In a well-known routine, the great Bill Cosby shares his thoughts on the conversation between Noah and God which led to Noah’s building the ark. The bit is certainly humorous, but do its facts correspond with those of the traditional Jewish interpretation of the flood episode? Let us see:
Cosby calls Noah “a good carpenter.” Rashi (Bereishis 5:29) writes of a farming implement that Noah invented. Does that qualify him as a carpenter? Possibly not. But I find it reasonable to assume that a farming tool inventor is likely to have been a good carpenter, as well.
Cosby says that God told Noah to make it 300*80*40 cubits out of wood. While the pasuk has God telling Noah to use wood (6:14), Cosby is conspicuously incorrect on the measurements. Noah was actually commanded to make it 300*50*30 cubits. Cosby’s ark would actually seem to be more roomy than Noah’s, with more than double the cubic space (960,000 square cubits versus 450,000).

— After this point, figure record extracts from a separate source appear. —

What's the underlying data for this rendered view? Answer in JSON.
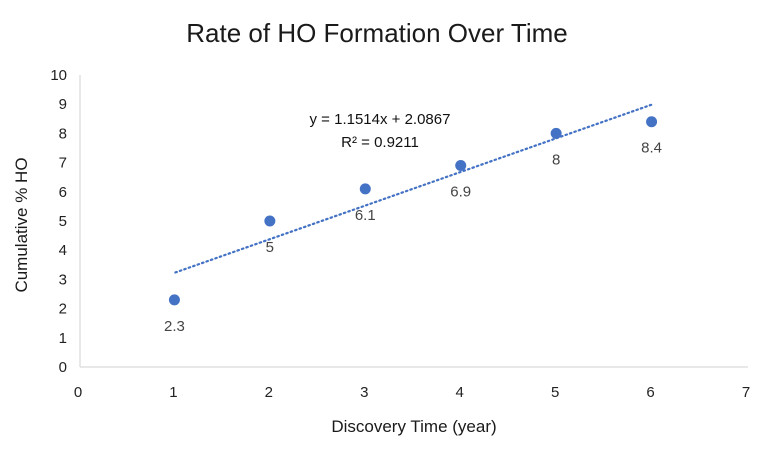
{
  "chart_data": {
    "type": "scatter",
    "title": "Rate of HO Formation Over Time",
    "xlabel": "Discovery Time (year)",
    "ylabel": "Cumulative % HO",
    "xlim": [
      0,
      7
    ],
    "ylim": [
      0,
      10
    ],
    "xticks": [
      0,
      1,
      2,
      3,
      4,
      5,
      6,
      7
    ],
    "yticks": [
      0,
      1,
      2,
      3,
      4,
      5,
      6,
      7,
      8,
      9,
      10
    ],
    "grid": false,
    "legend": "none",
    "series": [
      {
        "x": [
          1,
          2,
          3,
          4,
          5,
          6
        ],
        "y": [
          2.3,
          5,
          6.1,
          6.9,
          8,
          8.4
        ],
        "data_labels": [
          "2.3",
          "5",
          "6.1",
          "6.9",
          "8",
          "8.4"
        ],
        "color": "#4472C4"
      }
    ],
    "trendline": {
      "type": "linear",
      "slope": 1.1514,
      "intercept": 2.0867,
      "x_range": [
        1,
        6
      ],
      "style": "dotted",
      "color": "#4472C4",
      "equation": "y = 1.1514x + 2.0867",
      "r_squared": "R² = 0.9211"
    },
    "axis_color": "#d9d9d9"
  }
}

With regard to the duration of the flood, as Cosby has it, Noah was promised 1,000 days and 1,000 nights of rain but subsequently tried to bargain those numbers down to 40. Bereishis 7:4 reports Noah being told that it would rain for 40 days and 40 nights. Unlike the story with Abraham and Sodom (Bereishis 18), we are not told of any negotiations. (It may have been the potential for a longer storm that made Cosby give Noah roomier accommodations. ;-))

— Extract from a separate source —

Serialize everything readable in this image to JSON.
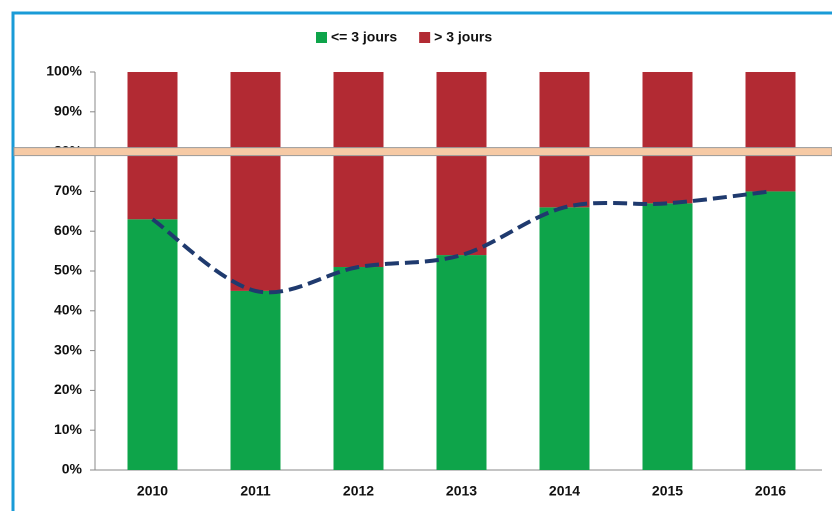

By portraying Noah as unwilling to explain his ark-building to his neighbor, Cosby has God’s goal as the destruction of everyone other than Noah. Rashi (6:14) has a very different take. He says that Noah’s 120 year long ark construction project was necessary so that many people would observe Noah’s interesting actions and ask him why he was engaging in the bizarre endeavor. When told of the answer (that God was to destroy the world), they would, hopefully, repent.
Just before the rain begins, Cosby has Noah frustrated at God, unhappy about the position God has put him in. (“I’m sick and tired of this…you know I’m the only guy in this neighborhood with an ark…you let me go out there and bring in a pregnant elephant, you give me no manual for delivery…) It is only the downpour that has Cosby’s Noah ultimately return to the side of God. Though he does not share any such dramatics on the part of Noah, Rashi (7:7) similarly has Noah as a man of wavering belief. In fact, Rashi states that Noah and his family did not enter the ark until “the water forced them.”
In summary, while the facts in the Cosby version of the ark-building story correspond with some facts in the traditional Jewish version of it, we certainly cannot say that Bill Cosby, with all his genius, got all the facts right.